Another thing: there are many many possible causes for peeing problems- not just a large prostate. I have suffered from BPH for over 20 years and have taken all the drugs and had PAE which did not work. But 3 years ago I had a bad episode of asthma and was given Prednisone (50mg) for 3 days. It amazed me that my BPG completely cleared up and I could pee like a teenager ( I am 69 now). That lasted for a week and then I reverted back to my old problems.
To me this showed me that my peeing problems were in fact due to a large prostate caused by inflammation ( that is the Hyperplasia part of BPH). So I knew that it was not caused by bladder muscle atrophy, neurogenic bladder, large median lobes, bladder neck obstruction, urethra strictures etc etc.
To prove this for yourself you might ask your doctor for a 3-day prescription of Prednisone to see if it clears up your peeing problems. Prednisone is a very very dangerous drug and should not be taken over time. But for this one experiment it might identify your problem source.
When I finally went into full retention and was learning to do CIC I took a low dose of prednisone over 2 weeks so I could still void while I learned the technique. My uro wanted to take out my prostate or at least put in a Foley but I owuld not allow that.

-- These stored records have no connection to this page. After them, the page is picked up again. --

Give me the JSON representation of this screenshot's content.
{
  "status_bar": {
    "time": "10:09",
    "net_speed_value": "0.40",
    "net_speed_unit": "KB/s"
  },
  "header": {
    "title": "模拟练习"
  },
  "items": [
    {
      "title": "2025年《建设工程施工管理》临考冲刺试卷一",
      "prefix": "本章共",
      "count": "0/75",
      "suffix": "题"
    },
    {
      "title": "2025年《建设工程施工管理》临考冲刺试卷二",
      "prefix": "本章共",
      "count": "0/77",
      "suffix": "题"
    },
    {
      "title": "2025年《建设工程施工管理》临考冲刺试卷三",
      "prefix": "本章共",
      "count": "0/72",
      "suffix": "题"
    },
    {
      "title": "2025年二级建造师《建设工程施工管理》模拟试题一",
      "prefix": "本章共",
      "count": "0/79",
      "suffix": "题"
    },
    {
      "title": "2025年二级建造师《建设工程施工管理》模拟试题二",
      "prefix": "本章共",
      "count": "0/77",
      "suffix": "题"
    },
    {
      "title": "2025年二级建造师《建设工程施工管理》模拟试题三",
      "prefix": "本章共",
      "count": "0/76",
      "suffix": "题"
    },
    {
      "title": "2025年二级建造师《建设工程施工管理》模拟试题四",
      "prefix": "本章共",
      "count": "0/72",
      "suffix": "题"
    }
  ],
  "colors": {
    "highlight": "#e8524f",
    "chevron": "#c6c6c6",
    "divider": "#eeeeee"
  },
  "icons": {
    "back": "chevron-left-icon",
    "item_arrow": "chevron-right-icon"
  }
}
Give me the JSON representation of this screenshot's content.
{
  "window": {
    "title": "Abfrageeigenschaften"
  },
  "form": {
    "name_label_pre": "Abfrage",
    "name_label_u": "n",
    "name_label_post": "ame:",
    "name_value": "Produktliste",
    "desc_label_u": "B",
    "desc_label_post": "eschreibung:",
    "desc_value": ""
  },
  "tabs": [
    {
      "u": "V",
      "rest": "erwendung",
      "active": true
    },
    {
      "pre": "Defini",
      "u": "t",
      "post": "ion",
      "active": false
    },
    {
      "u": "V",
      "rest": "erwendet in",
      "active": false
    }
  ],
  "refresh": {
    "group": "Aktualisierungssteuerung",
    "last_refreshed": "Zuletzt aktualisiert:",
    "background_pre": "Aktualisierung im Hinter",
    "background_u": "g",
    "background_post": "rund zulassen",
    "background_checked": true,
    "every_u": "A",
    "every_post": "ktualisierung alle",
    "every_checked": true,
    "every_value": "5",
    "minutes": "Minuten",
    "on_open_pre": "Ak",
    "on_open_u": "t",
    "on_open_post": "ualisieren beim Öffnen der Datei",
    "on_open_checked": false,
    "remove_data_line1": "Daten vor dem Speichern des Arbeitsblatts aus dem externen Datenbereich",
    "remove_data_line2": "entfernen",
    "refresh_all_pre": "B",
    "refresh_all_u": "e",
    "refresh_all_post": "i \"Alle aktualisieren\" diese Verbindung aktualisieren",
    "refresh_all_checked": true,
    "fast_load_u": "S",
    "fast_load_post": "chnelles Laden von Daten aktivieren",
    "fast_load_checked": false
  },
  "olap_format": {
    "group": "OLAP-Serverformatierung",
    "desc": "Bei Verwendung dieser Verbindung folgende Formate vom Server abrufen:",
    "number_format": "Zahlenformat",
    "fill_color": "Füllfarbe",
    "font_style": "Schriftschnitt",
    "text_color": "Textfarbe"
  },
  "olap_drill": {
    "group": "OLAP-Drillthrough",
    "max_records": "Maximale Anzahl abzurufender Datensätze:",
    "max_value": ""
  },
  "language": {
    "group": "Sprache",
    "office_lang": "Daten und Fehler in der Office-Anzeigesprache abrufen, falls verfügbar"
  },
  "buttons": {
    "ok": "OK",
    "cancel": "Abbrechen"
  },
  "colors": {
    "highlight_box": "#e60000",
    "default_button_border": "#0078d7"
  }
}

Do you access to Jimjames thread where he details how he started CIC and rehabed his bladder? There is a lot of encouraging stuff on that thread. Good lcuk. Howard
As always, a very helpful and interesting post. When I tried CIC in 2014 I did it sitting down. Since you are very experienced now, what is the best position for this - sitting or standing? And, how do you keep the pee from squirting out all over the bathroom when the flow starts? When I was sitting I moved a chair in front of the toilet and when the flow started I directed it toward the toilet. It seemed like I needed more than two arms to get everything working correctly. I was thinking that a catheter with a collection bag at the end would have been helpful.